Kyrgyz Police Arrest Journalist, Colleague Says Officers Planted Drugs on Him
Dozens of people protested on Sunday outside the interior ministry headquarters in Bishkek against the arrests of a poet and of an investigative journalist on drug charges that colleagues allege were politically motivated.
Anti-drug police in Kyrgyzstan on Saturday arrested award-winning journalist Bolot Temirov after a raid on his independent news outlet TemirovLive, which focuses on exposing high-level corruption. They also took a well-known akyn — a traditional Kyrgyz improvisational poet — who collaborated with the TemirovLive into custody that same day.
During the raid, police confiscated several of TemirovLive’s computers.
Temirov has since been released on bail under order not to leave the country. The akyn, Bolot Nazarov, was placed under house arrest.
As the raid was ongoing on Saturday, a TemirovLive employee said that police told the outlet’s staff that a woman had accused a person named Bolot of forcing her to take drugs, but that officers had actually planted a package of drugs on him during the raid.

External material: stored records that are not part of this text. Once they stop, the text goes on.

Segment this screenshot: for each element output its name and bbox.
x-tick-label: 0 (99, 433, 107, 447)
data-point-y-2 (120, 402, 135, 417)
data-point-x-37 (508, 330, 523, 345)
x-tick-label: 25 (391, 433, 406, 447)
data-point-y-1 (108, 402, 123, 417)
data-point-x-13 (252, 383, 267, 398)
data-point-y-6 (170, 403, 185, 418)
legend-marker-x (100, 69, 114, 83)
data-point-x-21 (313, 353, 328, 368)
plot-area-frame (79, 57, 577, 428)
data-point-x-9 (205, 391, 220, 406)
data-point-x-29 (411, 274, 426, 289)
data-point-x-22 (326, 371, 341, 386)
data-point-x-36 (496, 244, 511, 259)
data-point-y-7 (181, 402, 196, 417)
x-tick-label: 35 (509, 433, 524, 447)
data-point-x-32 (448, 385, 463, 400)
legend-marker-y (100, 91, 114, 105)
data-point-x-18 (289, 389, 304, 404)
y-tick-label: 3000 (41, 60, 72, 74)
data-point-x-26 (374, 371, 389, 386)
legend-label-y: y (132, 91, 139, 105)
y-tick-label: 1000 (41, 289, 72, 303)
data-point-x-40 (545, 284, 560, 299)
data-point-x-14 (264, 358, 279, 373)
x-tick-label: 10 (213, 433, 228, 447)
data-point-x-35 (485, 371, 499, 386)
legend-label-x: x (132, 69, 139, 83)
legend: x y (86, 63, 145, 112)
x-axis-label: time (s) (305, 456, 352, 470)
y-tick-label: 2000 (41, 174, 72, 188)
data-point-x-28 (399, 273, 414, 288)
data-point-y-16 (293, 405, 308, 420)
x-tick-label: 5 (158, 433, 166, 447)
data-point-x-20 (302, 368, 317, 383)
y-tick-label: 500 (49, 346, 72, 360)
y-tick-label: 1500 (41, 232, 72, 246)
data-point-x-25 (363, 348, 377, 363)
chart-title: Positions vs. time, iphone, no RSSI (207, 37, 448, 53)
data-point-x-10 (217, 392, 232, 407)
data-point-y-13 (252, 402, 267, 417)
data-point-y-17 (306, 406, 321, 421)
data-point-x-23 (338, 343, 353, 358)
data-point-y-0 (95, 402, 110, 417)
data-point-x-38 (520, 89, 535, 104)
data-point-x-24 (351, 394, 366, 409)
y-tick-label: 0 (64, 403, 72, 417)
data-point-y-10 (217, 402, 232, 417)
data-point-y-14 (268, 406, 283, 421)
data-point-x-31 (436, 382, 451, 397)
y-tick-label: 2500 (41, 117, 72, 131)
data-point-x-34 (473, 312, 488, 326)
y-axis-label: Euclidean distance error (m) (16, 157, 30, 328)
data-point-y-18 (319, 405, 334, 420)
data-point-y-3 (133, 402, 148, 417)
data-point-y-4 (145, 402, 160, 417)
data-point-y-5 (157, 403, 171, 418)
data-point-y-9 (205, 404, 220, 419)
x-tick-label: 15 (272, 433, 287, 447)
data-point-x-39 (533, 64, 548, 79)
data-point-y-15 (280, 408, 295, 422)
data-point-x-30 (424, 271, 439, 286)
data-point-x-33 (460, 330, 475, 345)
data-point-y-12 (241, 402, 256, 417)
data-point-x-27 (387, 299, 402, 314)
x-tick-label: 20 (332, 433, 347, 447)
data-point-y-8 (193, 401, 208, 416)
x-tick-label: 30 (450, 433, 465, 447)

“They told us all to lie on the floor and not to look up, and to put our hands behind our backs,” Aizhan Alymseitova told Kloop, OCCRP’s local partner, in the hallway outside the TemirovLive office in Bishkek. “They searched everyone, and told everyone to take everything out of their pockets. When they came to Bolot Temirov, they checked his back pocket and pulled out a small plastic packet.”
“They put it there themselves, and then pulled it out,” she said.
Police stated that they also discovered drugs on Nazarov during his arrest. However, on Sunday, Temirov told Kloop that the police had also planted drugs on the poet.
Aktilek Kaparov, another TemirovLive journalist, speculated that the raid must have been motivated by the outlet’s work. “For over a year we’ve been putting out investigations about top officials in the country,” he said.
TemirovLive’s latest investigation, about a corruption scheme involving the head of Kyrgyzstan’s security services, Kamchybek Tashiev, was published on Jan. 20.
After Temirov’s detention, his lawyer published a video in which the journalist stated that TemirovLive had received threats shortly before the investigation’s release and that there had been attempts to break into their online accounts.
Temirov is no stranger to intimidation. In January 2020, he was beaten by three men after publishing an investigation about a former top official in the customs service, Raimbek Matraimov. Temirov accused Matraimov of being behind the attack.
Last year, Temirov was awarded the U.S. State Department’s inaugural “Anti-Corruption Champion” award.
Nazarov has become famous in Kyrgyzstan for performing TemirovLive’s investigations as traditional folk songs in the Kyrgyz language.
This story has been updated with the arrest of Nazarov, the release of Temirov, and the protests in Bishkek.